The more your magnets heat up, the less magnetic field they produce, and the less power your motor can produce. The whole idea is to keep your magnets either as cold as possible. Now your permanent magnet most definitely has extra additives that make it perform better at higher temperatures, but there's no way of me knowing exactly what that is. Needless to say, a pure Nd2Fe14B magnet has a magnetization curve that looks like this. I took that measurement myself right now with a pure magnet, and it's very accurate. As you increase temperature, the magnetization decreases (quickly!) as you approach the Curie temperature in the neighborhood of 600 K / 300o C. Now, 120o C is about 395 K, so take a look at where that is on the graph. It's at a magnetization of 110 emu/g. If you increase that to 400 K, you'll have a magnetization of 109 emu/g. This is less than a 1% drop in magnetic field. Now, this doesn't directly translate into a 1% drop in performance (your performance drop will be a little more than 1%), but it's close enough to get an idea of how the performance of your motor is effected by a 5o C increase in temperature.
Now I don't understand motors that well.
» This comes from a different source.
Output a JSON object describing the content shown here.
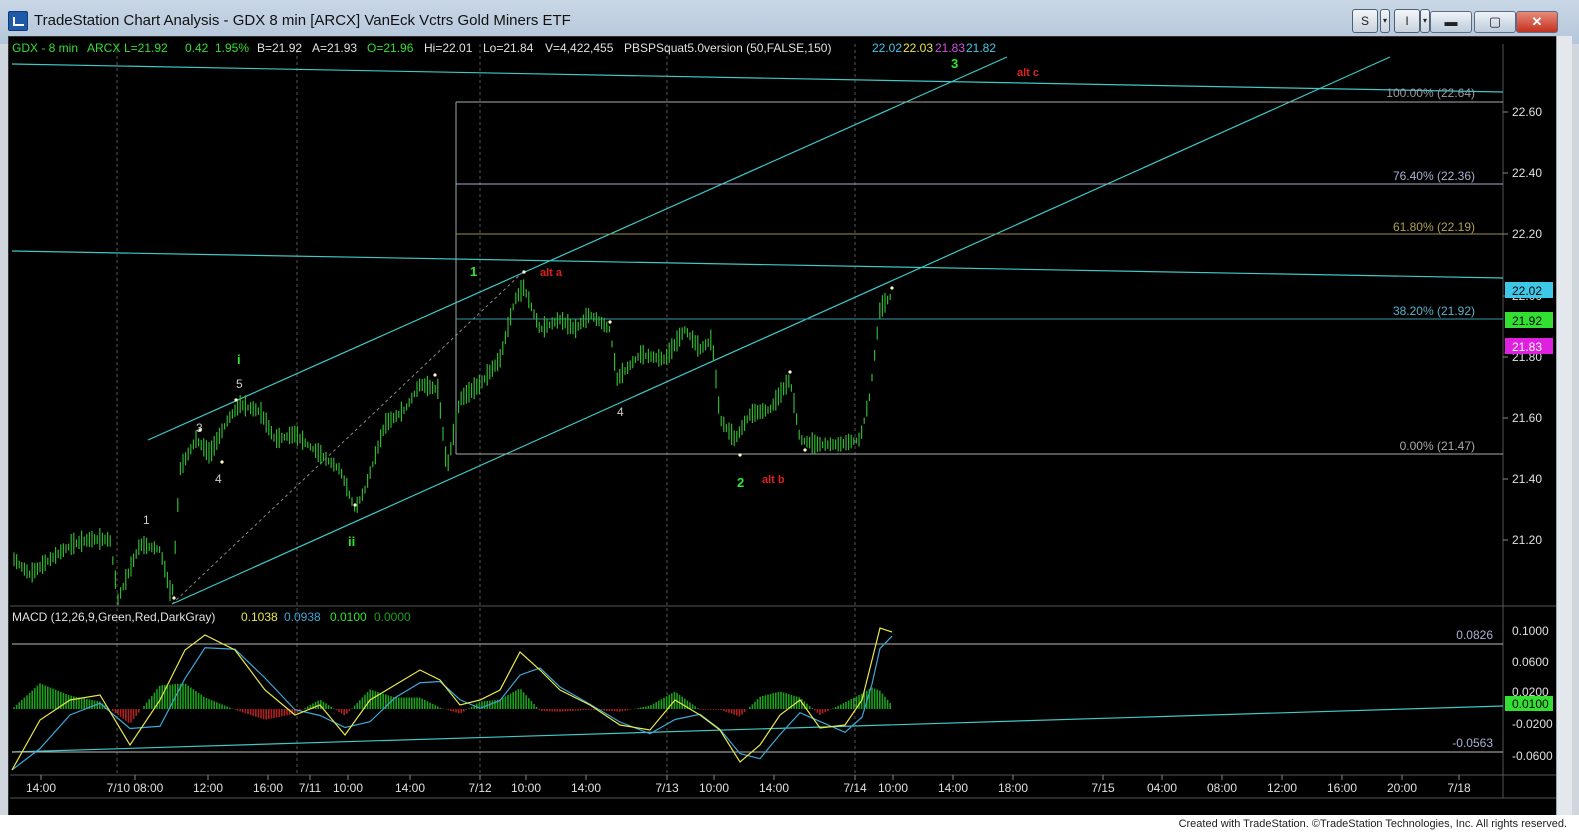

Automatic Transmission Fluid gets in direct contact with the magnets in a hub motor? I wonder how that works, I'm not getting much through Google. Anyway, general intuition of mine says that even in electric cars you want adequate ventilation to your magnet so it can act as a heat sink and cool down your magnet. If sealing the motor and filling it with ATF brings the liquid into direct contact with the magnet, there will be much better heat transfer, so your magnet will cool down much better as long as the ATF is cold, and your magnet would heat up much faster if the ATF were hot. Based on what you say, it sounds like this method of introducing ATF to the magnet is suppose to work by cooling the magnets down more efficiently. If that's the case, then your bike will see slightly better performance.
As for the 80o C, that sounds like a relatively arbitrary temperature. It won't be a permanent degradation of performance at that temperature. Once your bike cools down, your magnet's performance will go back up nearly all the way. I can't quantify it without some technical data on your magnet.